Raghav Awasthi, Prachi Patel, Vineet Joshi, Shama Karkal, Tavpritesh Sethi

Female sex workers(FSWs) are one of the most vulnerable and stigmatized groups in society. As a result, they often suffer from a lack of quality access to care. Grassroot organizations engaged in improving health services are often faced with the challenge of improving the effectiveness of interventions due to complex influences.

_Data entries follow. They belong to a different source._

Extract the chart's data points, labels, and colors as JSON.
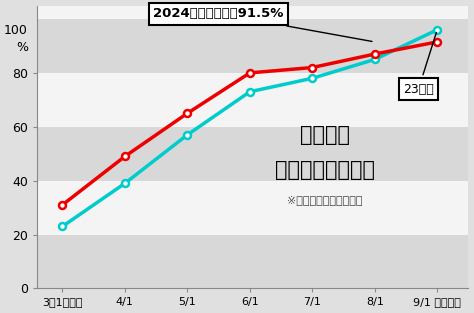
{
  "x_labels": [
    "3月1日時点",
    "4/1",
    "5/1",
    "6/1",
    "7/1",
    "8/1",
    "9/1 卵業時点"
  ],
  "x_positions": [
    0,
    1,
    2,
    3,
    4,
    5,
    6
  ],
  "red_values": [
    31,
    49,
    65,
    80,
    82,
    87,
    91.5
  ],
  "cyan_values": [
    23,
    39,
    57,
    73,
    78,
    85,
    96
  ],
  "red_color": "#ee0000",
  "cyan_color": "#00cccc",
  "bg_color": "#d8d8d8",
  "stripe_colors": [
    "#d8d8d8",
    "#f4f4f4"
  ],
  "ylim": [
    0,
    105
  ],
  "yticks": [
    0,
    20,
    40,
    60,
    80,
    100
  ],
  "title_line1": "大学生の",
  "title_line2": "就職内定率の推移",
  "subtitle": "※リクルート調査による",
  "label_2024": "2024年卵業予定｜91.5%",
  "label_23": "23年卵",
  "marker": "o",
  "marker_size": 5,
  "line_width": 2.5,
  "fig_bg": "#e0e0e0"
}
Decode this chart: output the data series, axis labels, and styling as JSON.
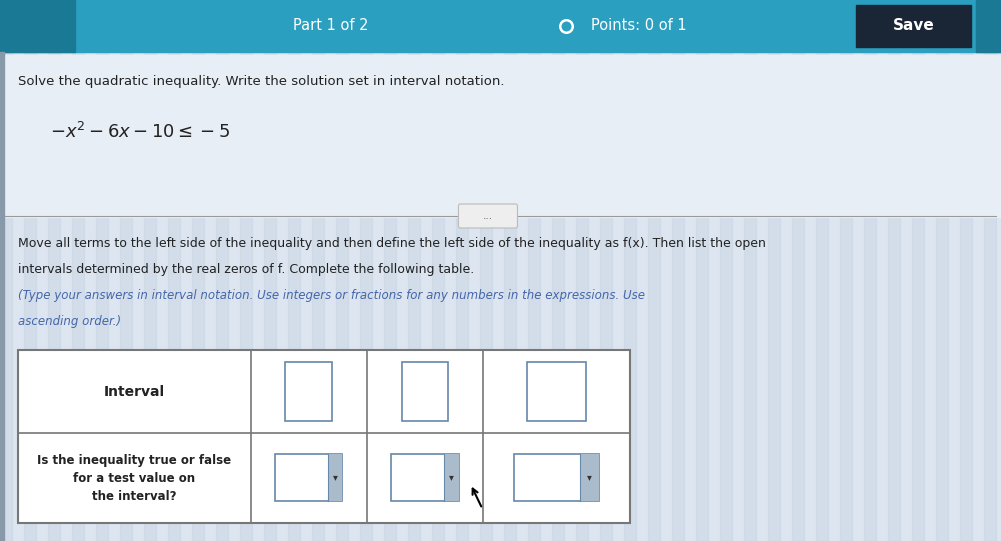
{
  "header_bg": "#2a9fc0",
  "header_dark_left": "#1a7a95",
  "header_text_color": "#ffffff",
  "header_part": "Part 1 of 2",
  "header_points": "Points: 0 of 1",
  "header_save": "Save",
  "save_bg": "#1a2535",
  "body_bg": "#ccd9e8",
  "content_bg": "#dde6f0",
  "stripe_bg": "#c8d5e4",
  "title_line": "Solve the quadratic inequality. Write the solution set in interval notation.",
  "equation": "$-x^2-6x-10\\leq -5$",
  "instruction_line1": "Move all terms to the left side of the inequality and then define the left side of the inequality as f(x). Then list the open",
  "instruction_line2": "intervals determined by the real zeros of f. Complete the following table.",
  "instruction_line3": "(Type your answers in interval notation. Use integers or fractions for any numbers in the expressions. Use",
  "instruction_line4": "ascending order.)",
  "table_row1": "Interval",
  "table_row2_line1": "Is the inequality true or false",
  "table_row2_line2": "for a test value on",
  "table_row2_line3": "the interval?",
  "table_border_color": "#777777",
  "dropdown_arrow": "▾",
  "separator_line_color": "#999999",
  "dots_label": "...",
  "instr_color": "#4466aa",
  "body_text_color": "#222222"
}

This work combines structure learning, discriminative modeling, and grass-root level expertise of designing interventions across five different Indian states to discover the influence of non-obvious factors for improving safe-sex practices in FSWs. A bootstrapped, ensemble-averaged Bayesian Network structure was learned to quantify the factors that could maximize condom usage as revealed from the model. A discriminative model was then constructed using XgBoost and random forest in order to predict condom use behavior The best model achieved 83% sensitivity, 99% specificity, and 99% area under the precision-recall curve for the prediction. Both generative and discriminative modeling approaches revealed that financial literacy training was the primary influence and predictor of condom use in FSWs. These insights have led to a currently ongoing field trial for assessing the real-world utility of this approach. Our work highlights the potential of explainable models for transparent discovery and prioritization of anti-HIV interventions in female sex workers in a resource-limited setting.